Kadner: Rita calls hearing on gambling bill
By Phil Kadner email@example.com October 16, 2013 8:30PM
Updated: November 18, 2013 7:43AM
An Illinois House committee will hold a wide-ranging hearing on gambling expansion in the state next Wednesday, according to state Rep. Robert Rita (D-Blue Island).
Among the issues he wants the House Executive Committee to explore, Rita said, are written guidelines for revenue sharing by host municipalities, whether the Illinois Gaming Board should be able to vet shop owners near a Chicago-owned casino and why the Southland is the only region of the state that never has had a specific town designated for a casino.
“I want to make sure this thing is done in the right way,” said Rita, who emerged as the chief sponsor of the gambling expansion bill in the House last spring.
Rita never called the much-anticipated gambling bill (which was approved by the Senate) for a vote, resulting in speculation about political gamesmanship between House Speaker Michael Madigan (D-Chicago) and Gov. Pat Quinn. After opposing gambling expansion for years, Quinn suddenly seemed anxious to see the measure passed in May.
Rita said afterward that there had been a lack of transparency in developing a gambling expansion bill for years, and he felt there should be hearings that allowed the public to have in input.
One key issue for him was revenue sharing among municipalities, school districts and counties, Rita said.
“Cook County wanted a share of the revenue proceeds from a south suburban casino,” he said, “but Chicago had said it wasn’t going to share (income from a city casino) with Cook County. South suburban communities said they felt they shouldn’t have to share revenue with Cook County if Chicago wasn’t going to be part of a similar deal.”
A similar debate took place in Winnebago County, where the county demanded a share of the proceeds from a proposed Rockford casino and city leaders objected.
“It also bothered me that the legislation also referred to a south suburban casino being in a geographic region rather than designating a specific site, as we had with Danville, Rockford, Chicago and each of the other casinos sites in the bill,” Rita said. “I thought to even the playing field, instead of designating a casino for Waukegan we would change the language to include all of Lake County. But that caused all sorts of problems.”

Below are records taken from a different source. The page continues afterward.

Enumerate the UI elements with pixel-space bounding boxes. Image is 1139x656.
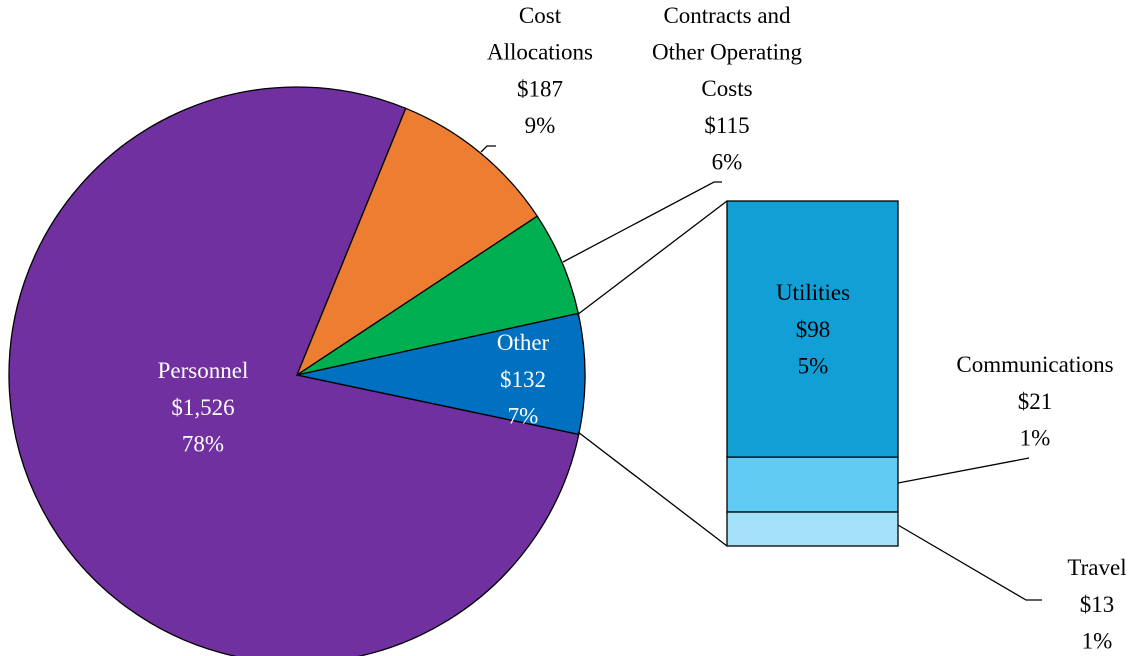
marks bbox=[8, 86, 899, 656]
connector-line bbox=[577, 431, 728, 547]
category-label: Personnel bbox=[158, 358, 249, 383]
bar-segment bbox=[726, 456, 899, 513]
value-label: $21 bbox=[1018, 389, 1053, 414]
category-label: Communications bbox=[956, 352, 1113, 377]
leader-line bbox=[897, 457, 1030, 484]
leader-lines bbox=[480, 145, 1042, 601]
connector-line bbox=[576, 200, 728, 316]
value-label: $98 bbox=[796, 317, 831, 342]
category-label: Cost Allocations bbox=[487, 3, 593, 65]
bar-segment bbox=[726, 511, 899, 547]
percent-label: 6% bbox=[712, 149, 743, 174]
category-label: Travel bbox=[1067, 555, 1126, 580]
leader-line bbox=[480, 145, 496, 153]
leader-line bbox=[897, 524, 1042, 601]
value-label: $187 bbox=[517, 76, 563, 101]
category-label: Utilities bbox=[776, 280, 850, 305]
pie-slice bbox=[8, 86, 580, 656]
pie-slice bbox=[295, 107, 539, 377]
value-label: $13 bbox=[1080, 592, 1115, 617]
category-label: Other bbox=[497, 330, 550, 355]
percent-label: 1% bbox=[1082, 628, 1113, 653]
pie-slice bbox=[296, 312, 586, 436]
percent-label: 9% bbox=[525, 113, 556, 138]
labels: Personnel $1,526 78% Cost Allocations $187 9% C… bbox=[158, 3, 1127, 653]
leader-line bbox=[562, 181, 722, 263]
percent-label: 5% bbox=[798, 353, 829, 378]
value-label: $1,526 bbox=[171, 395, 234, 420]
value-label: $132 bbox=[500, 367, 546, 392]
category-label: Contracts and Other Operating Costs bbox=[652, 3, 803, 101]
percent-label: 7% bbox=[508, 403, 539, 428]
value-label: $115 bbox=[704, 113, 749, 138]
percent-label: 1% bbox=[1020, 425, 1051, 450]
percent-label: 78% bbox=[182, 431, 224, 456]
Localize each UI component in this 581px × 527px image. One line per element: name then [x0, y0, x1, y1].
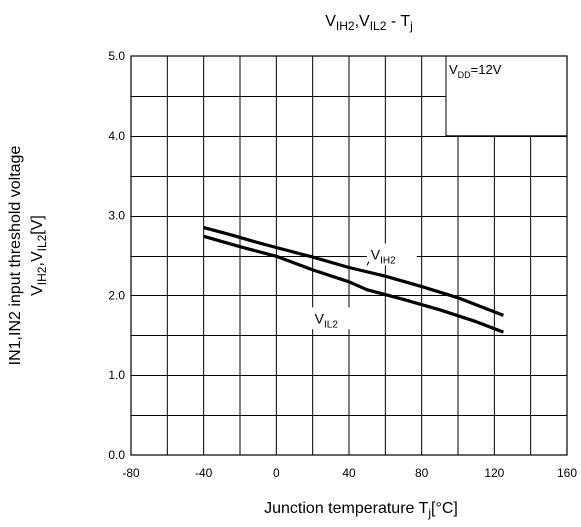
series-line-vih2 — [203, 226, 504, 317]
y-tick-label: 0.0 — [108, 448, 125, 462]
vdd-annotation: VDD​=12V — [445, 55, 568, 137]
plot-frame — [130, 55, 568, 456]
axis-titles: Junction temperature Tj​[°C] IN1,IN2 inpu… — [7, 146, 458, 520]
x-tick-label: -80 — [122, 466, 140, 480]
chart-title-text: VIH2​,VIL2​ - Tj​ — [325, 13, 413, 33]
x-axis-title: Junction temperature Tj​[°C] — [264, 500, 458, 520]
x-tick-label: 160 — [557, 466, 577, 480]
y-tick-label: 5.0 — [108, 49, 125, 63]
series-label-vih2: VIH2​ — [371, 246, 396, 266]
y-tick-label: 2.0 — [108, 288, 125, 302]
y-tick-label: 1.0 — [108, 368, 125, 382]
series-label-bg — [310, 307, 359, 330]
x-tick-label: 80 — [415, 466, 429, 480]
series-lines — [203, 226, 504, 334]
chart-title: VIH2​,VIL2​ - Tj​ — [325, 13, 413, 33]
series-line-vil2 — [203, 234, 504, 334]
plot-border — [130, 55, 568, 456]
vdd-annotation-text: VDD​=12V — [449, 62, 502, 80]
x-tick-label: 120 — [484, 466, 504, 480]
y-tick-label: 4.0 — [108, 129, 125, 143]
x-tick-label: 0 — [273, 466, 280, 480]
x-tick-label: -40 — [195, 466, 213, 480]
tick-labels: -80 -40 0 40 80 120 160 0.0 1.0 2.0 3.0 4.0 5.0 — [108, 49, 577, 480]
vdd-annotation-box — [445, 55, 568, 137]
series-label-bg — [366, 243, 417, 266]
y-tick-label: 3.0 — [108, 209, 125, 223]
series-label-vil2: VIL2​ — [315, 310, 339, 330]
y-axis-title-line2: VIH2​,VIL2​[V] — [29, 215, 49, 296]
series-label-leader — [366, 261, 370, 266]
y-axis-title-line1: IN1,IN2 input threshold voltage — [7, 146, 24, 366]
x-tick-label: 40 — [342, 466, 356, 480]
series-labels: VIH2​ VIL2​ — [310, 243, 417, 330]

The problems arose from state Sen. Terry Link (D-Waukegan), the sponsor of Senate Bill 1739, who felt Rita was attempting to undermine his legislation without consulting him.

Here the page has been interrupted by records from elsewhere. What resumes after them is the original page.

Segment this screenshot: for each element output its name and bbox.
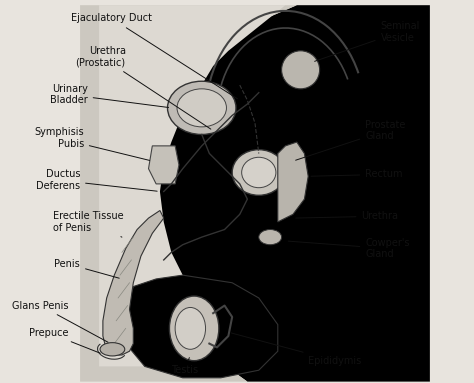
Text: Erectile Tissue
of Penis: Erectile Tissue of Penis	[54, 211, 124, 237]
Ellipse shape	[282, 51, 319, 89]
Text: Seminal
Vesicle: Seminal Vesicle	[315, 21, 420, 61]
Ellipse shape	[177, 89, 227, 127]
Text: Testis: Testis	[171, 358, 198, 375]
Text: Symphisis
Pubis: Symphisis Pubis	[34, 128, 150, 160]
Text: Urethra
(Prostatic): Urethra (Prostatic)	[75, 46, 211, 129]
Text: Ejaculatory Duct: Ejaculatory Duct	[71, 13, 237, 99]
Polygon shape	[103, 211, 164, 355]
Text: Rectum: Rectum	[311, 169, 403, 179]
Text: Penis: Penis	[55, 259, 119, 278]
Polygon shape	[126, 275, 278, 378]
Ellipse shape	[175, 308, 206, 349]
Text: Cowper's
Gland: Cowper's Gland	[288, 238, 410, 259]
Text: Epididymis: Epididymis	[231, 333, 362, 366]
Ellipse shape	[242, 157, 276, 188]
Text: Ductus
Deferens: Ductus Deferens	[36, 169, 157, 191]
Polygon shape	[278, 142, 308, 222]
Text: Urethra: Urethra	[296, 211, 399, 221]
Polygon shape	[148, 146, 179, 184]
Polygon shape	[145, 5, 430, 381]
Ellipse shape	[167, 81, 236, 134]
Text: Urinary
Bladder: Urinary Bladder	[50, 84, 169, 108]
Text: Glans Penis: Glans Penis	[12, 301, 108, 342]
Text: Prostate
Gland: Prostate Gland	[296, 120, 406, 160]
Polygon shape	[99, 5, 285, 367]
Ellipse shape	[259, 229, 282, 245]
Ellipse shape	[100, 343, 125, 356]
Ellipse shape	[232, 150, 285, 195]
Ellipse shape	[169, 296, 219, 361]
Polygon shape	[80, 5, 297, 381]
Text: Prepuce: Prepuce	[29, 328, 100, 353]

“I just felt if it was fair to the south suburbs not to have a designative site for a casino, it should be the same for Lake County,” Rita said.
He fears that designating a certain area of South Cook County that included about 20 suburbs could result in infighting among towns and not the best casino deal for the area.
“I’m also concerned about how revenue from a casino would be distributed,” Rita said. “Should the host community get all the money? Should it be distributed to other municipalities? I don’t like the idea of sharing it with school districts because it reminds me of the lottery, which has left a bad taste in the mouths of Illinois residents.”
Rita has contemplated creating a capital development fund with casino revenue, which would be used to repair roads and bridges, construct buildings or even provide matching funds for government grants.
“In the south suburbs, we have a lot of poorer communities that are unable to come up with the money for matching grants from the state or federal governments,” he said. “... So maybe we should create a fund that can be used to get those matching funds for major projects. It’s just an idea.”
Another issue is that Chicago wants to own its casino, which has raised questions that nobody in the country has answered, Rita said.
“There’s no model for doing this because no other city has done it,” he said. “I want to hear from people who have some idea of how it should be done.”
The Illinois Gaming Board, according to Rita, has indicated that it would have regulatory control — not only over the Chicago casino operation but over shops that might operate within the casino and perhaps even those outside the footprint.
“Where does the casino end, and where does the city of Chicago’s municipal authority exceed the authority of the gaming board to regulate business within the city limits?” Rita asked.
“For example, if the casino were to be built over a train station, would the gambling board have regulatory authority over the train station? What if it’s in a (special taxing) district? Does the gaming board claim it has some authority over that?
“How big is the casino footprint that the gaming board can regulate? And that’s a really tough question to answer since we don’t know where the Chicago casino will be located or how it will be developed.”
Rita, vice chairman of the executive committee, indicated that every aspect of the casino legislation would be open for comment during the hearings, a prospect that may dismay longtime architects of gambling bills.
Rep. Lou Lang (D-Skokie), the House sponsor of the gambling bill before Rita took over, had long contended that the complex legislation was constructed behind the scenes in such a way that changing any portion of it would undermine legislative support for the entire bill.
I asked Rita how the committee could possibly hear everyone’s concerns about the bill in one day and if he was still hoping to call the bill in the Legislature’s upcoming veto session.
“Let’s see what happens Oct. 23,” he said. “If more hearings are needed, we will hold more hearings. I’m not going to rush this thing. Let’s see how close we are at the end of the hearing.
“I want to get this right. Not just right for the casino industry but right for the state, right ethically and right for the regulators who are going to have to enforce it.
“I want to pass a great bill for the people of this state, not just a gambling bill.”